As some populations expand and others contract, their ecological roles will also change. Given the importance of animals as seed-dispersers, for example, certain plant populations might also expand and contract; and that principle can be applied in the myriad contexts of each species’ life history. Altogether, writes Willson, changes might be expected in “vegetation composition or structure, nutrient dynamics, food web structure, or ecosystem services.” The very fabric of the Everglades could be rewoven.
What to do? Attempts at killing pythons have so far been unsuccessful. Big as they are, the snakes are notoriously good at hiding. They’re also fast-breeding. With any luck, Everglades animals will simply learn to evade them, with newly wise populations eventually rebounding; there are “other cases of invasive species where prey have learned or evolved responses that allow them to co-exist,” Willson says, though there’s so far “no data indicating that this is happening in Florida.”

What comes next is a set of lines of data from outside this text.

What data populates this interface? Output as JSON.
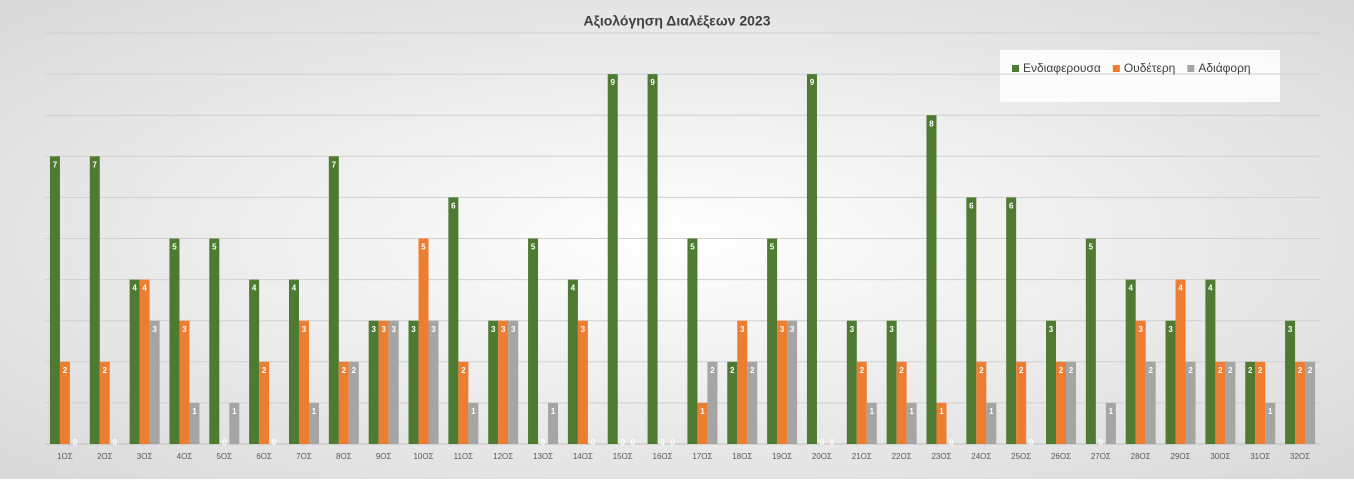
{
  "chart_data": {
    "type": "bar",
    "title": "Αξιολόγηση Διαλέξεων 2023",
    "categories": [
      "1ΟΣ",
      "2ΟΣ",
      "3ΟΣ",
      "4ΟΣ",
      "5ΟΣ",
      "6ΟΣ",
      "7ΟΣ",
      "8ΟΣ",
      "9ΟΣ",
      "10ΟΣ",
      "11ΟΣ",
      "12ΟΣ",
      "13ΟΣ",
      "14ΟΣ",
      "15ΟΣ",
      "16ΟΣ",
      "17ΟΣ",
      "18ΟΣ",
      "19ΟΣ",
      "20ΟΣ",
      "21ΟΣ",
      "22ΟΣ",
      "23ΟΣ",
      "24ΟΣ",
      "25ΟΣ",
      "26ΟΣ",
      "27ΟΣ",
      "28ΟΣ",
      "29ΟΣ",
      "30ΟΣ",
      "31ΟΣ",
      "32ΟΣ"
    ],
    "series": [
      {
        "name": "Ενδιαφερουσα",
        "color": "#4f7a32",
        "values": [
          7,
          7,
          4,
          5,
          5,
          4,
          4,
          7,
          3,
          3,
          6,
          3,
          5,
          4,
          9,
          9,
          5,
          2,
          5,
          9,
          3,
          3,
          8,
          6,
          6,
          3,
          5,
          4,
          3,
          4,
          2,
          3
        ]
      },
      {
        "name": "Ουδέτερη",
        "color": "#ed7d31",
        "values": [
          2,
          2,
          4,
          3,
          0,
          2,
          3,
          2,
          3,
          5,
          2,
          3,
          0,
          3,
          0,
          0,
          1,
          3,
          3,
          0,
          2,
          2,
          1,
          2,
          2,
          2,
          0,
          3,
          4,
          2,
          2,
          2
        ]
      },
      {
        "name": "Αδιάφορη",
        "color": "#a5a5a5",
        "values": [
          0,
          0,
          3,
          1,
          1,
          0,
          1,
          2,
          3,
          3,
          1,
          3,
          1,
          0,
          0,
          0,
          2,
          2,
          3,
          0,
          1,
          1,
          0,
          1,
          0,
          2,
          1,
          2,
          2,
          2,
          1,
          2
        ]
      }
    ],
    "ylim": [
      0,
      10
    ],
    "yticks": [
      0,
      1,
      2,
      3,
      4,
      5,
      6,
      7,
      8,
      9,
      10
    ],
    "grid": true,
    "legend": "top-right"
  }
}
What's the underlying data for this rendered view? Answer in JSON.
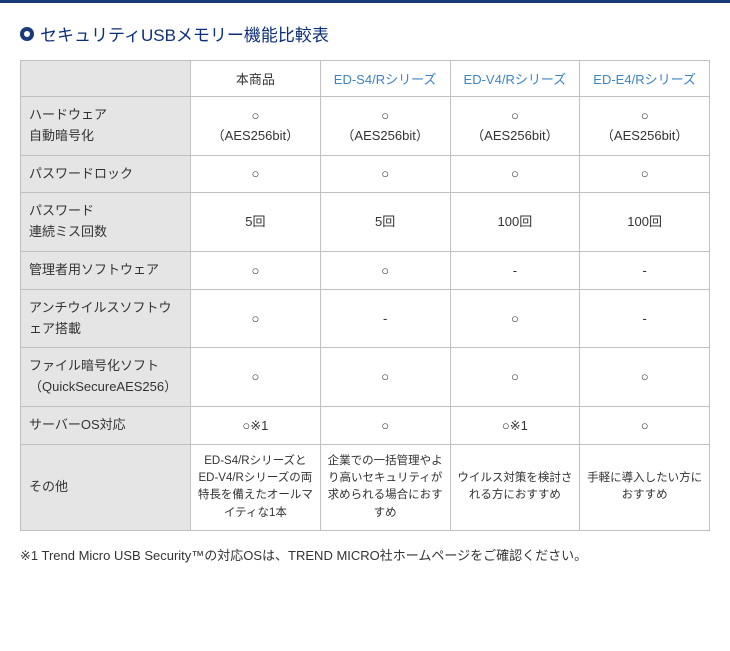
{
  "section_title": "セキュリティUSBメモリー機能比較表",
  "columns": {
    "c0": "",
    "c1": "本商品",
    "c2": "ED-S4/Rシリーズ",
    "c3": "ED-V4/Rシリーズ",
    "c4": "ED-E4/Rシリーズ"
  },
  "rows": {
    "r1": {
      "label": "ハードウェア\n自動暗号化",
      "c1": "○\n（AES256bit）",
      "c2": "○\n（AES256bit）",
      "c3": "○\n（AES256bit）",
      "c4": "○\n（AES256bit）"
    },
    "r2": {
      "label": "パスワードロック",
      "c1": "○",
      "c2": "○",
      "c3": "○",
      "c4": "○"
    },
    "r3": {
      "label": "パスワード\n連続ミス回数",
      "c1": "5回",
      "c2": "5回",
      "c3": "100回",
      "c4": "100回"
    },
    "r4": {
      "label": "管理者用ソフトウェア",
      "c1": "○",
      "c2": "○",
      "c3": "-",
      "c4": "-"
    },
    "r5": {
      "label": "アンチウイルスソフトウェア搭載",
      "c1": "○",
      "c2": "-",
      "c3": "○",
      "c4": "-"
    },
    "r6": {
      "label": "ファイル暗号化ソフト\n（QuickSecureAES256）",
      "c1": "○",
      "c2": "○",
      "c3": "○",
      "c4": "○"
    },
    "r7": {
      "label": "サーバーOS対応",
      "c1": "○※1",
      "c2": "○",
      "c3": "○※1",
      "c4": "○"
    },
    "r8": {
      "label": "その他",
      "c1": "ED-S4/RシリーズとED-V4/Rシリーズの両特長を備えたオールマイティな1本",
      "c2": "企業での一括管理やより高いセキュリティが求められる場合におすすめ",
      "c3": "ウイルス対策を検討される方におすすめ",
      "c4": "手軽に導入したい方におすすめ"
    }
  },
  "footnote": "※1 Trend Micro USB Security™の対応OSは、TREND MICRO社ホームページをご確認ください。"
}
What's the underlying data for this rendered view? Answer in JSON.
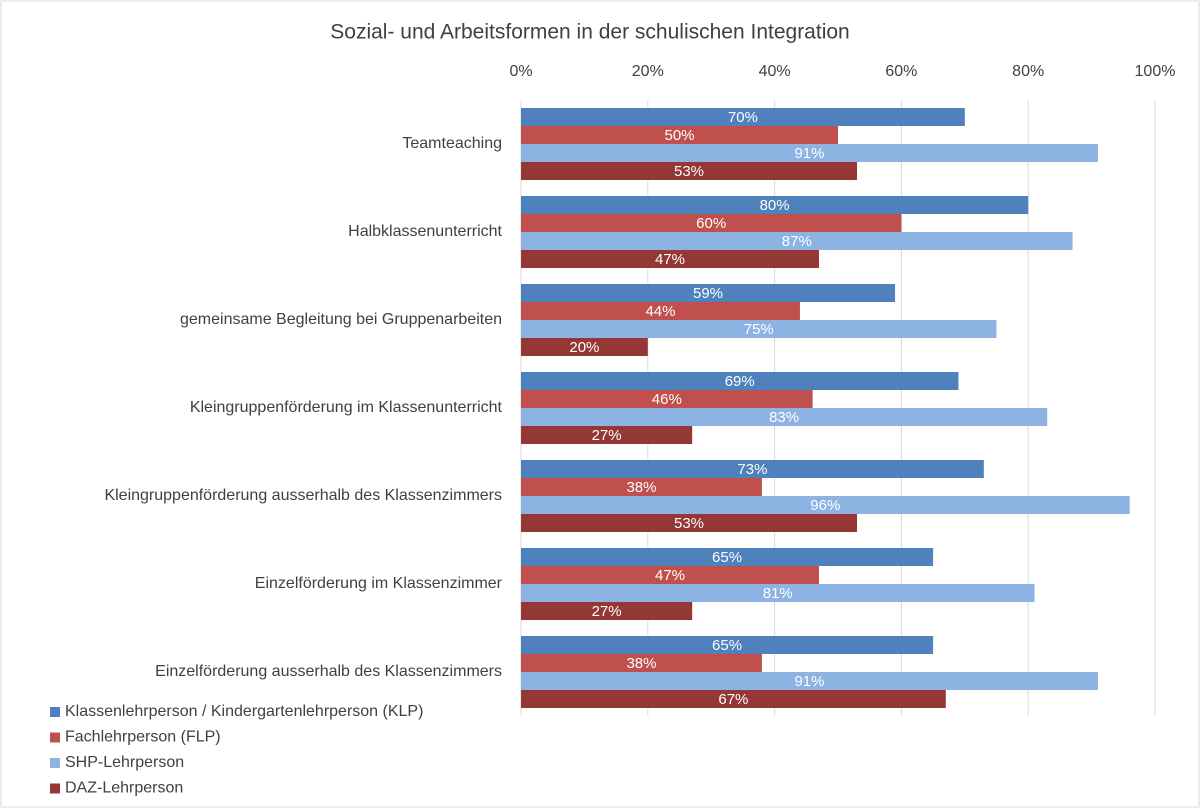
{
  "chart_data": {
    "type": "bar",
    "orientation": "horizontal",
    "title": "Sozial- und Arbeitsformen in der schulischen Integration",
    "categories": [
      "Teamteaching",
      "Halbklassenunterricht",
      "gemeinsame Begleitung bei Gruppenarbeiten",
      "Kleingruppenförderung im Klassenunterricht",
      "Kleingruppenförderung ausserhalb des Klassenzimmers",
      "Einzelförderung im Klassenzimmer",
      "Einzelförderung ausserhalb des Klassenzimmers"
    ],
    "series": [
      {
        "name": "Klassenlehrperson / Kindergartenlehrperson (KLP)",
        "color": "#4f81bd",
        "values": [
          70,
          80,
          59,
          69,
          73,
          65,
          65
        ],
        "value_labels": [
          "70%",
          "80%",
          "59%",
          "69%",
          "73%",
          "65%",
          "65%"
        ]
      },
      {
        "name": "Fachlehrperson (FLP)",
        "color": "#c0504d",
        "values": [
          50,
          60,
          44,
          46,
          38,
          47,
          38
        ],
        "value_labels": [
          "50%",
          "60%",
          "44%",
          "46%",
          "38%",
          "47%",
          "38%"
        ]
      },
      {
        "name": "SHP-Lehrperson",
        "color": "#8db3e2",
        "values": [
          91,
          87,
          75,
          83,
          96,
          81,
          91
        ],
        "value_labels": [
          "91%",
          "87%",
          "75%",
          "83%",
          "96%",
          "81%",
          "91%"
        ]
      },
      {
        "name": "DAZ-Lehrperson",
        "color": "#953735",
        "values": [
          53,
          47,
          20,
          27,
          53,
          27,
          67
        ],
        "value_labels": [
          "53%",
          "47%",
          "20%",
          "27%",
          "53%",
          "27%",
          "67%"
        ]
      }
    ],
    "xlim": [
      0,
      100
    ],
    "xticks": [
      {
        "value": 0,
        "label": "0%"
      },
      {
        "value": 20,
        "label": "20%"
      },
      {
        "value": 40,
        "label": "40%"
      },
      {
        "value": 60,
        "label": "60%"
      },
      {
        "value": 80,
        "label": "80%"
      },
      {
        "value": 100,
        "label": "100%"
      }
    ],
    "grid": true,
    "legend": "bottom-left"
  }
}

Perhaps people might instead make peace, embracing—or at least accepting—Everglades ecosystems with Burmese pythons as a new apex predator and keystone species. Given the lack of an easy solution, such a case could be made, but “the degree of mammal declines is troubling, and the near-complete disappearance of most mammals does not seem to me like a ‘new equilibrium’ that we should be shooting for,” says Willson. “I do like the idea of more turtles, though.”